Employees need to agree to be placed on furlough. This should be confirmed in writing to them. When choosing who to place on furlough, employers do not need to demonstrate that redundancy was the only alternative. The usual employment law rules otherwise apply, so employers cannot select those to go on furlough for a discriminatory reason. Employers could consider a version of a redundancy selection exercise – ask for volunteers and then have a pooling and selection process. A fair procedure needs to be used, or run the risk of claims. If more than 20 are to be put on furlough, the employer will need to carry out collective consultation, unless it can show a ‘special circumstances’ defence.
Will annual leave accrue during Furlough leave?
Yes, although the HMRC guidance does not currently expressly deal with annual leave, it does confirm that: “Employees that have been furloughed have the same rights as they did previously”. This will presumably include entitlement to accrue annual leave in accordance with their contract.
To the extent that an employee’s contractual annual leave entitlement exceeds the minimum statutory entitlement of 5.6 weeks, it may be possible to expressly agree that the employee will ‘waive’ their enhanced entitlement in exchange for their pay being ‘topped-up’ (beyond 80%) during the period of furlough leave. So, by way of how this might work: if an employee’s contract provides for 25 days’ holiday plus 8 days’ bank holidays, then agreement could be sought to waive 5 days of this entitlement and ‘convert’ that entitlement into cash which can be then used to ‘top-up’ their furlough leave pay.

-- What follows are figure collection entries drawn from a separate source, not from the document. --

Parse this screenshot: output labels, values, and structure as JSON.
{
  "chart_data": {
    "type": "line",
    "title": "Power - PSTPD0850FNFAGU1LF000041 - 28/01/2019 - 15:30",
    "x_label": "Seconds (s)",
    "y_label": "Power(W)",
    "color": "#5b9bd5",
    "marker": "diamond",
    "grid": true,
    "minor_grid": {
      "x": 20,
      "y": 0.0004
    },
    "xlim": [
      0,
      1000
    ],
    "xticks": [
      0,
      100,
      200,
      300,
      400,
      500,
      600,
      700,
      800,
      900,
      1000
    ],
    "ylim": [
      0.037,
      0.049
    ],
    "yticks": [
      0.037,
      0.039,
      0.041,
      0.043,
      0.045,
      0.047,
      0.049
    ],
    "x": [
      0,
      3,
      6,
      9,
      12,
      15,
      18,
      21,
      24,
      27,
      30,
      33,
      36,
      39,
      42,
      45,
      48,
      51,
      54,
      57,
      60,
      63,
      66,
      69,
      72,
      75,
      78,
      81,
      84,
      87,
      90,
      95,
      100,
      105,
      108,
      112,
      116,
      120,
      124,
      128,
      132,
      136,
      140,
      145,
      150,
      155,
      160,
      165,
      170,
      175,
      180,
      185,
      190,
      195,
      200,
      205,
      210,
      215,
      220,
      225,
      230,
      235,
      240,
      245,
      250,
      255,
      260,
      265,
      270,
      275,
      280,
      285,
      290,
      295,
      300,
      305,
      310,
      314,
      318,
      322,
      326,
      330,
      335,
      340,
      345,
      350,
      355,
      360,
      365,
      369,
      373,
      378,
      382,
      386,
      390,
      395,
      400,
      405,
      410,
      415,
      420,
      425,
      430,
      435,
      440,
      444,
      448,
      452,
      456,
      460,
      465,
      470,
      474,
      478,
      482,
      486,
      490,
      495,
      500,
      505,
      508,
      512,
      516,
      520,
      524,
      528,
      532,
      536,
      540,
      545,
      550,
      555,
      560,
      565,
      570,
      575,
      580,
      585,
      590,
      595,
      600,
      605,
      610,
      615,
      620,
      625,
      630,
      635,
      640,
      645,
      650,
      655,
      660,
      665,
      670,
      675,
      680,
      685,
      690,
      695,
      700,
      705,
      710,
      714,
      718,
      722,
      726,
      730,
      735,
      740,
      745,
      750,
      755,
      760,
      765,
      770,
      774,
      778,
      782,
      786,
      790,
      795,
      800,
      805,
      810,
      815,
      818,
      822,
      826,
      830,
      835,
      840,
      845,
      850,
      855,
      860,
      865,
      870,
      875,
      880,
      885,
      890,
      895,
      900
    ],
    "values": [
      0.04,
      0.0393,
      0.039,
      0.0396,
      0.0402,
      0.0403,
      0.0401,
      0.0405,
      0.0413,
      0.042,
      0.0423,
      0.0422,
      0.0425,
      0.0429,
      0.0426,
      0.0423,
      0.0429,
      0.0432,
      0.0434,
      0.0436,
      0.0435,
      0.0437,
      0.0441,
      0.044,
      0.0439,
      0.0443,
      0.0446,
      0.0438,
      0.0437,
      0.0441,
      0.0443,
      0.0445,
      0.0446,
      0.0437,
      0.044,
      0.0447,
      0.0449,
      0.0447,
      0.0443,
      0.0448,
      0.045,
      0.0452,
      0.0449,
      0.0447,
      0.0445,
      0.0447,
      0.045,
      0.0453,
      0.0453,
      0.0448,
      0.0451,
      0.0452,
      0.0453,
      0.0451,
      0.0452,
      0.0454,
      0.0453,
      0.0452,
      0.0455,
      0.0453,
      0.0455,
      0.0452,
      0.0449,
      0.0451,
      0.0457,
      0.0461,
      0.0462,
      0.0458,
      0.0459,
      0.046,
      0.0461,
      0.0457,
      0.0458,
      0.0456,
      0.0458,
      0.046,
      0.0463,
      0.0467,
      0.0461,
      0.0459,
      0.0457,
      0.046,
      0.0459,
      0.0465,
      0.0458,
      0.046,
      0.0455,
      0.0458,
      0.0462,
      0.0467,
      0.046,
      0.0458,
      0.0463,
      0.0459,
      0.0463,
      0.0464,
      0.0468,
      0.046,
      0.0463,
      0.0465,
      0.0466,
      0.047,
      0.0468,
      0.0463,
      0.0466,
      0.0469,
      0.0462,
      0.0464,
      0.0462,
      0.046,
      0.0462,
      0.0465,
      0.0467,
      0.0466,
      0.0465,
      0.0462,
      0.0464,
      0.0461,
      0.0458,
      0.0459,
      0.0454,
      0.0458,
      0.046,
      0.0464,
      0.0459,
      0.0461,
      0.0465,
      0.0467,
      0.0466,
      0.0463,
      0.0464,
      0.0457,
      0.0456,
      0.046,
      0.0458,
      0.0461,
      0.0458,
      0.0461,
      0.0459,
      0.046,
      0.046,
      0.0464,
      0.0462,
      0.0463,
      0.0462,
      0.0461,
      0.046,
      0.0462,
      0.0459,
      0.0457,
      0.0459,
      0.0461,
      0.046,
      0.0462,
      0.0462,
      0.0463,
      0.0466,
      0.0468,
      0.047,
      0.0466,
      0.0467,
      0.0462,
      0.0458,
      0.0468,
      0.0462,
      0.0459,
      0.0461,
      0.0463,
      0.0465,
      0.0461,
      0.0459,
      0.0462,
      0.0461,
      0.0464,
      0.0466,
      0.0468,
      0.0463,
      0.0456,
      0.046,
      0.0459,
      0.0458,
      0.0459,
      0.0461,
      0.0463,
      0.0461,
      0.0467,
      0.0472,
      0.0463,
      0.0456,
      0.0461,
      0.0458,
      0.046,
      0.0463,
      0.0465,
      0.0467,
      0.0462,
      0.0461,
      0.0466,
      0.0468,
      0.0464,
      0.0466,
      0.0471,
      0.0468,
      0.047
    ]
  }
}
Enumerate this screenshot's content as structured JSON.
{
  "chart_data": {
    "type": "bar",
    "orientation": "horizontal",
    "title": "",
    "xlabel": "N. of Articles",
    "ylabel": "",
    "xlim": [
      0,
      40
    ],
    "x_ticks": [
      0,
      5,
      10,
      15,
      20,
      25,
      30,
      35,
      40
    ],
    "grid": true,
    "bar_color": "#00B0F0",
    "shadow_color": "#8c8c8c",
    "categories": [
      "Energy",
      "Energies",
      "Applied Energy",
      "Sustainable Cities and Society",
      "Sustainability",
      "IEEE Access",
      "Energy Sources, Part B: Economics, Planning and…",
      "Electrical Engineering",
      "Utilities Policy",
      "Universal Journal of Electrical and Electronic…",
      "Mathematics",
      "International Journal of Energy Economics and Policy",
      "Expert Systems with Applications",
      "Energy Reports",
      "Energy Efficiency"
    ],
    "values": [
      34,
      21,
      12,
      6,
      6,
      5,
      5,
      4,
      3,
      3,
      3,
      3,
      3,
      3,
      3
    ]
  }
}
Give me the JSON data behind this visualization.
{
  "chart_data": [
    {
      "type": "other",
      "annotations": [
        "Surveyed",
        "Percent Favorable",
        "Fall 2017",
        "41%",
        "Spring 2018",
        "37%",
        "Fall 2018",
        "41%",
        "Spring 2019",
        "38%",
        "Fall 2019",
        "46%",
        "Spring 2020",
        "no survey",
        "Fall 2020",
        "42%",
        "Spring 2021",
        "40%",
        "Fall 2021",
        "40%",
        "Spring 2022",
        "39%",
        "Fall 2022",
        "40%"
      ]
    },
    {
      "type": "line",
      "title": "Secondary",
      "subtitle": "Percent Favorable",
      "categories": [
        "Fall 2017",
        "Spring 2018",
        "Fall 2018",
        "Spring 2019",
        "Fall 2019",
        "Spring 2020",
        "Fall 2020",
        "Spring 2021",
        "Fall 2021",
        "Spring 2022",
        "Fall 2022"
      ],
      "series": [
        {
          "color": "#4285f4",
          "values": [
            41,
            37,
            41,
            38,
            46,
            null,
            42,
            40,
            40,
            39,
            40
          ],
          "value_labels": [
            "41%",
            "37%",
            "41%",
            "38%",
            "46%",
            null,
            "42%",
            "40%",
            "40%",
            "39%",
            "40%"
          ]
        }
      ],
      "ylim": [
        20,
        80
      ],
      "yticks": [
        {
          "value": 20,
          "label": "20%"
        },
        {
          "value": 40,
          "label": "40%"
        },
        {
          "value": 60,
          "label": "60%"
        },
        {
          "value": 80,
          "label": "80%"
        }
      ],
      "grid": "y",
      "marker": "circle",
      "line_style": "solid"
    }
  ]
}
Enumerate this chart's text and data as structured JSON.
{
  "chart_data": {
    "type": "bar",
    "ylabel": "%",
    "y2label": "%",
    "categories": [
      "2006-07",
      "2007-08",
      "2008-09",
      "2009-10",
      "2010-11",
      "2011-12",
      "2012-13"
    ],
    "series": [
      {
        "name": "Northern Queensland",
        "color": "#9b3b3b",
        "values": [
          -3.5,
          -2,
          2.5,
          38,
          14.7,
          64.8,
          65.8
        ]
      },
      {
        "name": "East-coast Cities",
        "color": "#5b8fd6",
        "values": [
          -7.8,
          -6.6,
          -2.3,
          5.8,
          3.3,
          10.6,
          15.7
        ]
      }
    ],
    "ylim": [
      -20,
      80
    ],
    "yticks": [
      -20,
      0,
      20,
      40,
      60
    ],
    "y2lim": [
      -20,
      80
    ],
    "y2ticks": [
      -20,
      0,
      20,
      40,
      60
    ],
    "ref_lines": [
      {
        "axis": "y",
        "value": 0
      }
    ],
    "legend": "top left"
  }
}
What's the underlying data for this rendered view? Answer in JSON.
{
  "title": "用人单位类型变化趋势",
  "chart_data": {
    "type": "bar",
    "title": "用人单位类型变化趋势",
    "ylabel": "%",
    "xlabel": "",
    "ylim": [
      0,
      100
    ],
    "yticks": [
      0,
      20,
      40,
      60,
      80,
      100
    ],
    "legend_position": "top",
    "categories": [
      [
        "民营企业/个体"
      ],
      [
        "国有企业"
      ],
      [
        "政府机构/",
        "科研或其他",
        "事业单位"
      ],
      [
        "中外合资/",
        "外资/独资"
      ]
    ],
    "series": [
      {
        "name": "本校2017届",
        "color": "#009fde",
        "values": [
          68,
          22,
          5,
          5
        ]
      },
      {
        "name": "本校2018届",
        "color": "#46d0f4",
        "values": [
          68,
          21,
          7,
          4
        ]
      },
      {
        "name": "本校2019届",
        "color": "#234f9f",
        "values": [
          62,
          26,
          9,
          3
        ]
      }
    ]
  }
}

What about employees already been made redundant who you may now think could have been dealt with under the Furlough Scheme?
Employers may be able to reinstate former employees who have been made redundant since 28 February 2020. Where an employer wants to allow an employee to return, but only for a fixed period, in order to benefit from Furlough leave then it might be possible to enter into a settlement agreement preventing any future claims when the employee leaves again. This will be particularly attractive for employers if an employee will accrue two years’ service during Furlough leave and where there is likely to be a redundancy situation after Furlough leave.
For some employers, Furlough leave is not suitable. For example:
They might still need the employees, but for fewer hours;
They might still need the employees 100%, but cannot afford to pay them 100%;
Negotiation of reduced pay and reduced hours remains possible. If necessary, redundancy is still possible (instead of or after Furlough leave). Again, however, process and consultation will be important even where timescales are tight, and especially where there are 20 or more individuals involved.
It is worth keeping in mind that when the current restrictions are lifted and Furlough leave comes to an end, many businesses will struggle to return to a normal state immediately.
Good employment practise was important before COVID and remains still at the essence of all that businesses do whilst utilising the scheme, with the scheme providing additional flexibility during a period when the economic knock-on effects may well have a considerable impact for some time.